Jack Hunt
- Born: 6 April 1921 Auckland, New Zealand
- Died: 10 October 1991 (aged 70) Auckland, New Zealand

Career history

Great Britain
- 1947–1948: Newcastle Diamonds

Individual honours
- 1945, 1948: New Zealand champion

= Jack Hunt (speedway rider) =

New Zealand speedway rider (born 1922)

John Casement Hunt (6 April 1921 – 10 October 1991) was a New Zealand motorcycle speedway rider.

== Life and career ==
John Casement Hunt was born in Auckland on 6 April 1921, the son of Percy and Nellie Hunt. In 1945, he became champion of New Zealand after winning the New Zealand Solo Championship. He was one of the early overseas riders who travelled to the United Kingdom from New Zealand after World War II and started racing in the British leagues during the 1947 Speedway National League Division Two, when riding for the Newcastle Diamonds.
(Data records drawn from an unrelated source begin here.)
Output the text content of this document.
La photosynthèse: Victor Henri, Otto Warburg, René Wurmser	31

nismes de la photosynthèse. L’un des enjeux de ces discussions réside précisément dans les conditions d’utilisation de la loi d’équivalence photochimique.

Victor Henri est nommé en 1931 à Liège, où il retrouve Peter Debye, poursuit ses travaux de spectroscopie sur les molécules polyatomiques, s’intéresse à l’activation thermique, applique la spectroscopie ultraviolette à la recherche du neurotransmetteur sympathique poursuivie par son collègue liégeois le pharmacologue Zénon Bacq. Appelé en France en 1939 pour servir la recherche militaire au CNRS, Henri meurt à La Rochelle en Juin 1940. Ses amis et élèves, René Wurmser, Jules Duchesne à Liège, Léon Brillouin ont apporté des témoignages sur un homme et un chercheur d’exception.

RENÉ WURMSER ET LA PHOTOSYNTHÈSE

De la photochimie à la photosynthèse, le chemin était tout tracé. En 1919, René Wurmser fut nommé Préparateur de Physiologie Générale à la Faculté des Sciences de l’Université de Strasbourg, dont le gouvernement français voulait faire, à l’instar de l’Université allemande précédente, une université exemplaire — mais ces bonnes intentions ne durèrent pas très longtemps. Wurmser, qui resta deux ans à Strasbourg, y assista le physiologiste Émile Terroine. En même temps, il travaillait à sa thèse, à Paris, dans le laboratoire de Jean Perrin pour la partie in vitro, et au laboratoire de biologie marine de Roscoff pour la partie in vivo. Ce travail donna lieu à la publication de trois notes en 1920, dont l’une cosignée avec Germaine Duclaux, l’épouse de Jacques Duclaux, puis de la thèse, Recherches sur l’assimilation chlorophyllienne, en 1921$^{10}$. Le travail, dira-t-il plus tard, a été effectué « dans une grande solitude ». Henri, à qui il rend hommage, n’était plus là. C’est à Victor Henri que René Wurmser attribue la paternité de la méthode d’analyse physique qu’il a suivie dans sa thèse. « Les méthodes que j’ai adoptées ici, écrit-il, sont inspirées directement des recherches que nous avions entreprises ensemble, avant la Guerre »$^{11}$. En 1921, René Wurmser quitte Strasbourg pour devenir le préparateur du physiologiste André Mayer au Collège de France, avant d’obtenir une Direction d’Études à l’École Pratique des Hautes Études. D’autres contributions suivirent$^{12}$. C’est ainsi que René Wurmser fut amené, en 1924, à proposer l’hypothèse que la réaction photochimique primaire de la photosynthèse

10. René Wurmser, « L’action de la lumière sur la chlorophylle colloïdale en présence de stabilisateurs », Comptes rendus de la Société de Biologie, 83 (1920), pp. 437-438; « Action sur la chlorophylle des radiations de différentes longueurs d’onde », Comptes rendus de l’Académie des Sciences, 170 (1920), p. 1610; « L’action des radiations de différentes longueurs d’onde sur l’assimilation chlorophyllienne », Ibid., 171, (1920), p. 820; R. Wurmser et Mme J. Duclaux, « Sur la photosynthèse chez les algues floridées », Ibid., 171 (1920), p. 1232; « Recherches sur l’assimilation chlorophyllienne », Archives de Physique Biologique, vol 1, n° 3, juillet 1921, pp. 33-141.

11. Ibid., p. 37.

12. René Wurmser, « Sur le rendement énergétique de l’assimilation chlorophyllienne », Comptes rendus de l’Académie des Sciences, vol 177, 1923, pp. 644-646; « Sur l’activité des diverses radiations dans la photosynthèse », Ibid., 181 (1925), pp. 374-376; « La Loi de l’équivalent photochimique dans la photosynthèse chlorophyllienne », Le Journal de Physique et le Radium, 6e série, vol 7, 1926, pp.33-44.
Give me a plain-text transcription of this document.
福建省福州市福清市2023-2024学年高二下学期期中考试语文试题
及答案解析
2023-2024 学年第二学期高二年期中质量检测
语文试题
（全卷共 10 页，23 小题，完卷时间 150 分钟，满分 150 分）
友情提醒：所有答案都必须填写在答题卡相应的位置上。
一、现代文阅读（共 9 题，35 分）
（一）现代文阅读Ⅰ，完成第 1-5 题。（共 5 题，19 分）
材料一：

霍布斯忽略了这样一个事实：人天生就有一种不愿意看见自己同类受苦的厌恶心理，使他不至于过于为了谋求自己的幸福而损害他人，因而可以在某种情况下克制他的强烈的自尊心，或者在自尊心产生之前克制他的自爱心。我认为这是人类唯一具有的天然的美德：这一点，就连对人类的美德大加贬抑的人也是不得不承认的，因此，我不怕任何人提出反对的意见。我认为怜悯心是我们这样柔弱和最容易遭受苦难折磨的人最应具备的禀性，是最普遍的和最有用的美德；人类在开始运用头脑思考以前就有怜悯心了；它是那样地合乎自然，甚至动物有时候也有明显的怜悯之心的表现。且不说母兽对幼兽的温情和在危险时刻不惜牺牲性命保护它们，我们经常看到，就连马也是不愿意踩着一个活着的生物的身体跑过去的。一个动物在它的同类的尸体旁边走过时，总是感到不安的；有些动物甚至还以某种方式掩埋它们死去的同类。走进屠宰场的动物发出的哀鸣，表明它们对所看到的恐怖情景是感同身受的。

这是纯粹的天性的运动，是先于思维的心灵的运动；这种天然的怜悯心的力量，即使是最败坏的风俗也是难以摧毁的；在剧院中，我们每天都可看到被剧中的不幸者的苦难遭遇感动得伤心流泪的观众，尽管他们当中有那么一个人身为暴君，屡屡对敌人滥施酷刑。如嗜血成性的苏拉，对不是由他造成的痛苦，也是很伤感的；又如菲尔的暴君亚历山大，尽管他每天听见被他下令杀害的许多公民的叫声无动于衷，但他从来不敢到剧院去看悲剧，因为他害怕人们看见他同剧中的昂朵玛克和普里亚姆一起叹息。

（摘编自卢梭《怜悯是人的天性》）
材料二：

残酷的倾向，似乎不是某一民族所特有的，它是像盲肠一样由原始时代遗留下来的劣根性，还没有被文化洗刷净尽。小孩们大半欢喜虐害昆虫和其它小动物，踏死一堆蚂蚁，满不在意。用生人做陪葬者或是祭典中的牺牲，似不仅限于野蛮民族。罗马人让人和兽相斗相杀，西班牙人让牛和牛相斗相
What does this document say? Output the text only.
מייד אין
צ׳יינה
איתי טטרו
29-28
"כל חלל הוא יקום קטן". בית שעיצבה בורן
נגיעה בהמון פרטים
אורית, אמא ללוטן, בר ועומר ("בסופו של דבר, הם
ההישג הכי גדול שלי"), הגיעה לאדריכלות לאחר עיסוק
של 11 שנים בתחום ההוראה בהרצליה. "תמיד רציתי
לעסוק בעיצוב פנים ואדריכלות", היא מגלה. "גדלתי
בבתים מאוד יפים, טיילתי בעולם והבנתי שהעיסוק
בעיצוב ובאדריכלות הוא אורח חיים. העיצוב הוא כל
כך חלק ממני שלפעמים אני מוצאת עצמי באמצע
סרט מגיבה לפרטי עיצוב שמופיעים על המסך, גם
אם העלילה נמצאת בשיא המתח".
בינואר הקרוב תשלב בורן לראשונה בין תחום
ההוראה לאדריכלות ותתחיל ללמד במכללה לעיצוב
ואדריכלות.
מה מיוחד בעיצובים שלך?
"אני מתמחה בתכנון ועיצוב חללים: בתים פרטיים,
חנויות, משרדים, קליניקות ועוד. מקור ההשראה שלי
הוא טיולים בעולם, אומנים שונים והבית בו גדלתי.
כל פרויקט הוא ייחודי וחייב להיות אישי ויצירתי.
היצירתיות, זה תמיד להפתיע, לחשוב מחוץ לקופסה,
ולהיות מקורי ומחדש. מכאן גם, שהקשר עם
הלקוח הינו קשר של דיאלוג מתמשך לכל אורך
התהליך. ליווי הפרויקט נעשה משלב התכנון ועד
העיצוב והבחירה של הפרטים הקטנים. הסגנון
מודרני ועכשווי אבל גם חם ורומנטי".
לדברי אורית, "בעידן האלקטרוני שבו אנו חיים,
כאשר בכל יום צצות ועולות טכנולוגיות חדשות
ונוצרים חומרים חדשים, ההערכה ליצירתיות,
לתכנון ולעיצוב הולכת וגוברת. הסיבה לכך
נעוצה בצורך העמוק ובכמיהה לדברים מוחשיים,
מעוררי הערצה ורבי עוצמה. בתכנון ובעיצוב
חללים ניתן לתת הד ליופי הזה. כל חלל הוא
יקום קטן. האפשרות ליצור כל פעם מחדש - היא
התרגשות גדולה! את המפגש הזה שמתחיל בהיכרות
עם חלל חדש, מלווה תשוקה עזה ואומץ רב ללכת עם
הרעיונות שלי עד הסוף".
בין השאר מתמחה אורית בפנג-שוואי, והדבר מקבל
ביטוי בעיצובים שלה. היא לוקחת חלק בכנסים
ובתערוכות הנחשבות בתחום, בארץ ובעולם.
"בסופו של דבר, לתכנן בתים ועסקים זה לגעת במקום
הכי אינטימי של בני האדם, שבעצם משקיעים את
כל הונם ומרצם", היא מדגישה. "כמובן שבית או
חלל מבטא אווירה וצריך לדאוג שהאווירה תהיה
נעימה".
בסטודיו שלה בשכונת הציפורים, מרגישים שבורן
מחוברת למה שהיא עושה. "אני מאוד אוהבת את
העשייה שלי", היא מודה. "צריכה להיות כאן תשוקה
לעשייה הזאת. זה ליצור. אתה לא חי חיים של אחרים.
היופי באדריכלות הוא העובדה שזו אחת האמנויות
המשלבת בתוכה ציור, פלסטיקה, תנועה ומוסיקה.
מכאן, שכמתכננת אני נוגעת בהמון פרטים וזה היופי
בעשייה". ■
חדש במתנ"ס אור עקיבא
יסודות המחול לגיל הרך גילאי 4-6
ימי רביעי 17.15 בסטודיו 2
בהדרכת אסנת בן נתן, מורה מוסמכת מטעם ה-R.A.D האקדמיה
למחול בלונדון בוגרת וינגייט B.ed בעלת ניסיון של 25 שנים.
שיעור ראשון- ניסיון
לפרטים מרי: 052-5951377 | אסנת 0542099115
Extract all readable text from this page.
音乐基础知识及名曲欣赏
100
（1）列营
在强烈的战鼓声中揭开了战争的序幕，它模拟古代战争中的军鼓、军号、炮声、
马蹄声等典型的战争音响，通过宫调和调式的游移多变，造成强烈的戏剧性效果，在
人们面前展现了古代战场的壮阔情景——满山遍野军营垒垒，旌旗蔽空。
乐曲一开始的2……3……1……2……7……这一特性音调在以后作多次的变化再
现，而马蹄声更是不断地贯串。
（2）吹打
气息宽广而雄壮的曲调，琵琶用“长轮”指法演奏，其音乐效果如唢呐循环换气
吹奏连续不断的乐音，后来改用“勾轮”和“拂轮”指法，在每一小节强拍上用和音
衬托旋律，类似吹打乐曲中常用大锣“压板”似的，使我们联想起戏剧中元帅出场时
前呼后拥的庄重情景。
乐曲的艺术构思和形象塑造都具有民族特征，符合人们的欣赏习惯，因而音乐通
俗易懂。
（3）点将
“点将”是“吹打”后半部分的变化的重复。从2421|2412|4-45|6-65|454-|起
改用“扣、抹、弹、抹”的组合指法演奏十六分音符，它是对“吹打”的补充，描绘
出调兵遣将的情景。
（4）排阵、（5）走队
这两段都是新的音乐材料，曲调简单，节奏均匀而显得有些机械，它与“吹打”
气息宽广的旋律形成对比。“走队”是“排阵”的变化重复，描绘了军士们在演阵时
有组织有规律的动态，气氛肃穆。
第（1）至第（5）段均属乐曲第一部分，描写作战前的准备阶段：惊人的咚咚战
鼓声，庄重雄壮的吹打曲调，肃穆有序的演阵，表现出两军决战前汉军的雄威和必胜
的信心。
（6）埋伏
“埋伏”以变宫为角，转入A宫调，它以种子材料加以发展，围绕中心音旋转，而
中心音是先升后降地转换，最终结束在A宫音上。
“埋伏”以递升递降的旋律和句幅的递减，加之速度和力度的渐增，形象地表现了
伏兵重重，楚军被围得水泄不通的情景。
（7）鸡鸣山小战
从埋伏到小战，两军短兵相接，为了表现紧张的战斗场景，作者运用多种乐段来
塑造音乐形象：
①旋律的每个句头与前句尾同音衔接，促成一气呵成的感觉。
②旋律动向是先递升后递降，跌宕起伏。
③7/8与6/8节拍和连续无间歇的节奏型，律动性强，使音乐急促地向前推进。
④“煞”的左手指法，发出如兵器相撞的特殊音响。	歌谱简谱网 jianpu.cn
Hunt then went on to win a second New Zealand Championship in 1948 before returning to ride for Newcastle the same season. During the 1948 Speedway National League Division Two season, he topped the Newcastle team's averages, despite his season ending early after a serious accident in which he suffered a fractured shoulder and jaw.

Hunt died in Auckland on 10 October 1991, at the age of 70.